- Official release poster
- Directed by: Radha Mohan
- Written by: Radha Mohan
- Produced by: Vaibhav
- Starring: Vaibhav Vani Bhojan
- Cinematography: Mahesh Muthuswami
- Edited by: Praveen K. L.
- Music by: Premgi Amaren
- Production company: Monkey Man Company
- Distributed by: ZEE5
- Release date: 28 May 2021;
- Running time: 116 minutes
- Country: India
- Language: Tamil

= Malaysia to Amnesia =

2021 Indian comedy drama film directed by Radha Mohan

Malaysia to Amnesia is a 2021 Indian Tamil-language comedy film written and directed by Radha Mohan. The film stars Vaibhav and Vani Bhojan in the lead roles, while Karunakaran, M. S. Bhaskar and Riya Suman play supporting roles. The music was composed by Premgi Amaren with editing by Praveen K. L. and cinematography by Mahesh Muthuswami.

The film was produced during the COVID-19 pandemic in India. It was streamed via ZEE5 on 28 May 2021 and received mixed to positive reviews praising actor M. S. Bhaskar's comedy performance.

== Plot ==
Arun Kumar, an entrepreneur, is involved in an extramarital affair with another woman Bhavana.
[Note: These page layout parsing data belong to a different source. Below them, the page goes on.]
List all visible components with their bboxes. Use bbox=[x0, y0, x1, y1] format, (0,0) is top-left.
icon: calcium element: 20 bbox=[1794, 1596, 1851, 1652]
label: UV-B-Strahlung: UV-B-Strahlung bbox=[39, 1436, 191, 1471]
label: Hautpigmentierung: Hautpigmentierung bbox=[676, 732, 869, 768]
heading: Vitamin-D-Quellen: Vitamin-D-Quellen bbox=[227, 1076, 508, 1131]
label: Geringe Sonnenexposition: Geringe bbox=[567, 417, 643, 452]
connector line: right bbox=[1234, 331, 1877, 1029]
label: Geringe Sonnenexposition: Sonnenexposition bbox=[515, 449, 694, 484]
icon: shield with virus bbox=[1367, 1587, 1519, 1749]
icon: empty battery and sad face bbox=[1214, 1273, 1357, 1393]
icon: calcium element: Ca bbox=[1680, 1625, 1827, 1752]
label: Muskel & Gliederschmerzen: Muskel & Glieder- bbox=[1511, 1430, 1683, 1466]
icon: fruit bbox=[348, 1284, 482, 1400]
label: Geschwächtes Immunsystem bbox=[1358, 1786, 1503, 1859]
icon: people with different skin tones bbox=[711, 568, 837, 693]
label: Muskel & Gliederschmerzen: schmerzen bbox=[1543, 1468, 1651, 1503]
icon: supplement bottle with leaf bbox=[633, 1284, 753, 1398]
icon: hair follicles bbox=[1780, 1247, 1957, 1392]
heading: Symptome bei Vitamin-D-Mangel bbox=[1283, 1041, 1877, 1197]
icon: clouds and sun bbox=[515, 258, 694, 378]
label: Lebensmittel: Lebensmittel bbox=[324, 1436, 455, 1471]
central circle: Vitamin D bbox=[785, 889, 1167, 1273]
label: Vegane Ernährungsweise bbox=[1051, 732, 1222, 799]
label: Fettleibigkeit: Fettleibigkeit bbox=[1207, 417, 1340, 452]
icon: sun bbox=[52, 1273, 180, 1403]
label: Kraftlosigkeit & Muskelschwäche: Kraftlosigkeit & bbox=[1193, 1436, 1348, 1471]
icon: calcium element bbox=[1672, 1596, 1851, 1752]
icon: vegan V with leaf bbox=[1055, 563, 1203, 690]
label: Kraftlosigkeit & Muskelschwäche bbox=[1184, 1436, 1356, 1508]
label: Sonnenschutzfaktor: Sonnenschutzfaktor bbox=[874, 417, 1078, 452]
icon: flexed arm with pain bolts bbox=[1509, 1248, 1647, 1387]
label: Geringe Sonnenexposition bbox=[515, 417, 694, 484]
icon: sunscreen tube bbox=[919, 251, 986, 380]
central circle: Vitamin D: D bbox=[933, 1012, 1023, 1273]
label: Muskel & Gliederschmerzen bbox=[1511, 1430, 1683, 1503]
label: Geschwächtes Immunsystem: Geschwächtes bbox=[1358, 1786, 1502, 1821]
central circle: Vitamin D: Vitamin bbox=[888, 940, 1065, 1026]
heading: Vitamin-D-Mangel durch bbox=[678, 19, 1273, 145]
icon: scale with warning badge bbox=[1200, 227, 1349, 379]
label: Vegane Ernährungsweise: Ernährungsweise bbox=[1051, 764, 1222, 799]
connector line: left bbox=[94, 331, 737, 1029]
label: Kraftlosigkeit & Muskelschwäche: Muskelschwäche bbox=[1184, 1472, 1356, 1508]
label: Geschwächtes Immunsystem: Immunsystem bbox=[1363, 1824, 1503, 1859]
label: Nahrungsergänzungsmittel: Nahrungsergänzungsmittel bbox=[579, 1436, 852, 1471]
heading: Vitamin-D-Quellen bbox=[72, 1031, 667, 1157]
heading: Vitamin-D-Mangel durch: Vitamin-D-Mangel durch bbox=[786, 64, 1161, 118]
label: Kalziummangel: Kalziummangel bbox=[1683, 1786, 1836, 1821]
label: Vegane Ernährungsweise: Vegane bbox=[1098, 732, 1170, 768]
He lies to his wife that he is going to Malaysia to attend a business-related meeting but only to spend time with his girlfriend Bhavana in Bangalore. Arun's relationship with Bhavana is exposed later when he falls in difficult circumstances.

== Cast ==
- Vaibhav as Arunkumar Krishnamoorthy
- Vani Bhojan as Sujatha (Arukaani)
- Riya Suman as Bhavana
- Karunakaran as Prabhu
- M. S. Bhaskar as Mannargudi Narayanan / Dong Lee
- Sachu as Grandmother
- Mayilsamy as Watchman
- Colgate Vedika as Nivi

== Reception ==
A critic from The Times of India gave the film 2 out of 5 stars and wrote, "To their credit, MS Baaskar, Karunakaran and Vaibhav try to keep us invested but the listless writing doesn't keep us engaged." Manoj Kumar R of The Indian Express gave it 1.5 out of 5 stars and wrote, "For a film that depends majorly on lie, deceit and adultery for humour, Malaysia to Amnesia is depressingly unwitty."
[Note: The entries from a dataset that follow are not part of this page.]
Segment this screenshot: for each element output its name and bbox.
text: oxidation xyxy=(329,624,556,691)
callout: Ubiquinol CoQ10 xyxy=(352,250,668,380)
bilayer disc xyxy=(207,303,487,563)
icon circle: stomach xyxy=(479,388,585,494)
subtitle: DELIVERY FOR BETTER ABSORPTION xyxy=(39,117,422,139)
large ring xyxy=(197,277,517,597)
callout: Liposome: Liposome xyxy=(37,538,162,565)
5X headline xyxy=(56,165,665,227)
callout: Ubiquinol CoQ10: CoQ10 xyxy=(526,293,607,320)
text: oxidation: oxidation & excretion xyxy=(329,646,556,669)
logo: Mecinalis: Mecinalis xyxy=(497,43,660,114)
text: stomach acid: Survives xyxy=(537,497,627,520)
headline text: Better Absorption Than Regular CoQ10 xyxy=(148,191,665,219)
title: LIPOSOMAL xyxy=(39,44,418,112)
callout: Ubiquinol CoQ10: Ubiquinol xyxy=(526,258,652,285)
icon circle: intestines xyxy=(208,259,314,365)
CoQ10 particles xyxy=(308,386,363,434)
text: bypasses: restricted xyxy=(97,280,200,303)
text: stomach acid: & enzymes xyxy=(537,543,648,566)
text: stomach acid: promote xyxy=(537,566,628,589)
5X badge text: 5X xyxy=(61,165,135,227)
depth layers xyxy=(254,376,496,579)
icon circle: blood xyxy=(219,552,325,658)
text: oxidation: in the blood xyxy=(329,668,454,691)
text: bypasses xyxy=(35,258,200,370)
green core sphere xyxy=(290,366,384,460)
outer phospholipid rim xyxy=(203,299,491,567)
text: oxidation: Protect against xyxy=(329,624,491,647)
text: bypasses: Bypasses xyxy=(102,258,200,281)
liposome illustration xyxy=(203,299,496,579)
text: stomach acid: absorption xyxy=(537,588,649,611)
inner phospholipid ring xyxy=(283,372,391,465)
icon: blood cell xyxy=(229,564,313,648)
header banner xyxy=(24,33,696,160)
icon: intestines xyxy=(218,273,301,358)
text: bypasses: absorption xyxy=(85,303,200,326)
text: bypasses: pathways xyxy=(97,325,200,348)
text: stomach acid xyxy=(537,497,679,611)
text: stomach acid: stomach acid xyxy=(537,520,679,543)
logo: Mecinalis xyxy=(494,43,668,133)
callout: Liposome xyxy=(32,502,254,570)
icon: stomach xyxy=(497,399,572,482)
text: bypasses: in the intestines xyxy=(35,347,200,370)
Srinivasa Ramanujam of The Hindu gave a mixed review stating, "Director Radha Mohan’s core idea has the ingredients of a fun trip, but this flight gets stranded." Haricharan Pudipeddi of Hindustan Times gave the film a mixed review stating, "Malaysia to Amnesia is dreary at times and this is where it needed better writing to work on the comic front. The film is at best a harmless entertainer."

Navein Darshan of The New Indian Express gave a mixed review and wrote, "So predictable are the events that you can easily second-guess each development. The lead cast, however, does its best to keep matters engaging, even during the film’s weakest, cliched moments."